Growing up Protestant, I didn’t think much about saints. I saw depictions of them, mostly in The Beginner’s Bible, but they looked like cartoons. I didn’t wonder about the other ways they might not be realistic.
When I came across Gracie Morbitzer’s website The Modern Saints a few years ago, I couldn’t stop looking at her art. It was near Christmastime, and suddenly I was face to face with the holy family as I’d never seen them before. They were a couple, laughing with their baby, all of them with rich brown complexions. They looked like real people, far from the stylized pictures I’d seen. Her art took my breath away. Suddenly these people whose stories I’d been reciting since I was tiny—playing Mary in a nativity play—slipped into sharper focus.
Morbitzer said she started her “Modern Saints” project with the goal of reimagining biblical figures as modern, everyday people, to “show us that we can all be saints, just like them.”
She is prolific, so there was much more of her work to discover as I dove into The Modern Saints. I find myself locking eyes with Mary Magdalene, a smile around her closed lips. She has voluminous dark hair and a red headscarf. When I picture Mary Magdalene—one of the first at the tomb, the first to see Jesus resurrected—it’s this depiction I imagine now.

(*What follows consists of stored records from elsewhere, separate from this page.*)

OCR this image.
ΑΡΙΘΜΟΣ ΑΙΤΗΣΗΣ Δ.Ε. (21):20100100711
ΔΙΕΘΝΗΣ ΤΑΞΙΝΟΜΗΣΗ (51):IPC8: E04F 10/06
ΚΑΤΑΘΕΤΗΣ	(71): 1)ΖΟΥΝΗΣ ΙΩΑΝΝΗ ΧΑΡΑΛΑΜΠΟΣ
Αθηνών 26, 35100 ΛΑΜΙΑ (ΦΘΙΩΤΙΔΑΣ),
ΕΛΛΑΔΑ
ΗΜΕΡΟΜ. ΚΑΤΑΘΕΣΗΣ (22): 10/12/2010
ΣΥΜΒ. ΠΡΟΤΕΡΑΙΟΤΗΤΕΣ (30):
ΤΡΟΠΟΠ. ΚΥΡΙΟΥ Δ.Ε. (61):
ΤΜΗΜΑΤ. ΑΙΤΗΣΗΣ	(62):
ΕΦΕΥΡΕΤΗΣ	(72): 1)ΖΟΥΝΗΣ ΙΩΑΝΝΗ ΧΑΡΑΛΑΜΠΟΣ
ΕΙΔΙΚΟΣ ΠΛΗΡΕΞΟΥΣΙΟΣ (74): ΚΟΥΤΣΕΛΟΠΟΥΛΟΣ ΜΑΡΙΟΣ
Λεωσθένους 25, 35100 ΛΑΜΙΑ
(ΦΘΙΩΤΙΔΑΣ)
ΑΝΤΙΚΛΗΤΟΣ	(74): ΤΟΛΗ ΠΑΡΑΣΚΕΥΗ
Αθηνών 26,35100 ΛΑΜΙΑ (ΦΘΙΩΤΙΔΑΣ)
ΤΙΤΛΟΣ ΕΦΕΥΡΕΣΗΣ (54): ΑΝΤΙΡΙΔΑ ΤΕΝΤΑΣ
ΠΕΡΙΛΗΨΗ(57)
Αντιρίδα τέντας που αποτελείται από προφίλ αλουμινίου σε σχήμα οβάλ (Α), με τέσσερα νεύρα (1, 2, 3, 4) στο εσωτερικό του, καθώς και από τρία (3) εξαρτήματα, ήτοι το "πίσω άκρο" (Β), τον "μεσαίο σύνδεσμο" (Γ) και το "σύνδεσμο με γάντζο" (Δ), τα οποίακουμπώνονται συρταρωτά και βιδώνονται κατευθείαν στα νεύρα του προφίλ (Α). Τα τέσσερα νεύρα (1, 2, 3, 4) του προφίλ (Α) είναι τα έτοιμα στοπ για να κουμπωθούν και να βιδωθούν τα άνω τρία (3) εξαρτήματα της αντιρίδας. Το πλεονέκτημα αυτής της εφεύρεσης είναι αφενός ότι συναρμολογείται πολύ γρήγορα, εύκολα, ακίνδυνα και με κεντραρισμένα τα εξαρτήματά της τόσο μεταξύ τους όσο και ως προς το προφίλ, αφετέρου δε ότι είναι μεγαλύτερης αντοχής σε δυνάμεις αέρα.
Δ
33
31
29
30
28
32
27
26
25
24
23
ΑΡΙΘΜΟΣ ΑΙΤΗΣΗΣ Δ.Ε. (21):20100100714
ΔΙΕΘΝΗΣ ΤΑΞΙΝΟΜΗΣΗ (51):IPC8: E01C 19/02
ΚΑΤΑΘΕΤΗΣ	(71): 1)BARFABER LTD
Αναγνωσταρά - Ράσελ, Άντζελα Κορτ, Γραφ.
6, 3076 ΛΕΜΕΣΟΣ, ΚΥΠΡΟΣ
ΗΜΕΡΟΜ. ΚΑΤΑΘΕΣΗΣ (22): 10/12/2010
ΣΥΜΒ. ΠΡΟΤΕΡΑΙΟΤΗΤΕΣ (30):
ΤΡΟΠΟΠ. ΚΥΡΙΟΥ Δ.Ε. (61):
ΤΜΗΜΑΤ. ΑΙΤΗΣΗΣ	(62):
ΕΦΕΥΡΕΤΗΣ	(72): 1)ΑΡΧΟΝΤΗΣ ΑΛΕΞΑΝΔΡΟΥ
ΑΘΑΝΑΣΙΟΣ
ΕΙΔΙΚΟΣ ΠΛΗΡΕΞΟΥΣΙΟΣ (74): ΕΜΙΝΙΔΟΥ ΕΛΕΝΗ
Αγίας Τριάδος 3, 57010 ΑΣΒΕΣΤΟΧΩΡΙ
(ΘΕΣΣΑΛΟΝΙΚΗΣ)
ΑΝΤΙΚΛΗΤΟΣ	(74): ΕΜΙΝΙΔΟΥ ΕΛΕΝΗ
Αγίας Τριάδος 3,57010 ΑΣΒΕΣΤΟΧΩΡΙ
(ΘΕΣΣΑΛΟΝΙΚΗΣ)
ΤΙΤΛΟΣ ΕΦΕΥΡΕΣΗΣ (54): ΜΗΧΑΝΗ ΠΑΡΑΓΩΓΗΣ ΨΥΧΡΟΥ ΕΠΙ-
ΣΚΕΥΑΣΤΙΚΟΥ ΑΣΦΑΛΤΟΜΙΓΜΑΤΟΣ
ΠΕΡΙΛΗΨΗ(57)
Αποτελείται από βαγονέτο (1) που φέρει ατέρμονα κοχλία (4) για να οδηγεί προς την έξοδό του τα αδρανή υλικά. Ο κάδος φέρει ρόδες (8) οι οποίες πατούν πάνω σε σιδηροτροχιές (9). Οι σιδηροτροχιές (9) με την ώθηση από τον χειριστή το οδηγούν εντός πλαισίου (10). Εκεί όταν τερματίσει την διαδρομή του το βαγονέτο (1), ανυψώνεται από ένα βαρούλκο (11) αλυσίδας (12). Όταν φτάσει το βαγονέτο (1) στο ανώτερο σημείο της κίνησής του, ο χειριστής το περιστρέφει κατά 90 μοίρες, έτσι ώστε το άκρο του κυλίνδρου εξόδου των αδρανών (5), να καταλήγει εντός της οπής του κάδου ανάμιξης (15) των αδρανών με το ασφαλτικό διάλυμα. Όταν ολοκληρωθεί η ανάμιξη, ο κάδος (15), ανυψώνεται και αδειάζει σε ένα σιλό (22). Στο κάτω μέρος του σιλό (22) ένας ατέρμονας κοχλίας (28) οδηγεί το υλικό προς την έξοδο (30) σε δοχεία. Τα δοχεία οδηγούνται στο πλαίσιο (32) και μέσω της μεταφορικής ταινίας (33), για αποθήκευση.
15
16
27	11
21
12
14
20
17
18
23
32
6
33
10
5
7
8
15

I see Mary and Elizabeth hugging, each holding ultrasound photos, in a piece called “Visitation.” I’m jarred out of complacency by these modern touches, but they can’t help but connect me as a mother to these two women who went before me. It’s one of the pieces I always display at Advent, an invitation to remember and ponder.
Morbitzer reimagines biblical figures as modern, everyday people, to “show us that we can all be saints, just like them.”
Peter has his hair swept back, tattoos on his shoulder. His bright blue eyes look into mine. I’m embarrassed to realize how I’ve pictured biblical scenes in my mind, populated with people who look like me, perhaps wearing bathrobes, as we did when we dressed up like figures from the Bible. How many times have I sermons about Peter, perhaps critiquing his rough-and-tumble ways or how he seems to put his foot in his mouth? Looking at this picture, I see a fisherman. He doesn’t seem overwhelmed by the way his life has been turned upside down, though he must be.
It’s easy to read through The Modern Saints quickly, looking for the names and stories I know the best, though there are many I’m less familiar with. I see a wary-looking Thomas, famously known for his doubt. But Morbitzer has painted him with something that looks like anger, as well as a hint of fear. He looks like someone trying to protect himself from losing still more.
I am wholly unprepared for Gabriel the archangel, shirtless with a jeweled breastplate. He is commanding, royal in appearance. If he were to appear before me, I’d fall to the ground in terror. The angels in my mind’s eye are all blond, wearing puffy white robes and carrying brass instruments. Gabriel is a revelation, terrifying and beautiful, adding an entirely new dimension to the stories I carry with me.
Perhaps my favorite print is of Madonna and the Christ child. Mary is wearing large gold hoops and jeans with ripped knees. Baby Jesus is laughing and touching her nose. Morbitzer takes something intangible and brings it up close, into my world.
The artist has painted another view of Mary, this time alone. She looks haggard and grief-stricken, the crucifixion all over her face. Both these pictures move me. Each holds a place in my mind.
If, like me, you could stand to challenge your mental pictures of biblical characters, spend some time with Morbitzer’s work. Let the artistry speak. Let the images change you. Let them shake up your faith.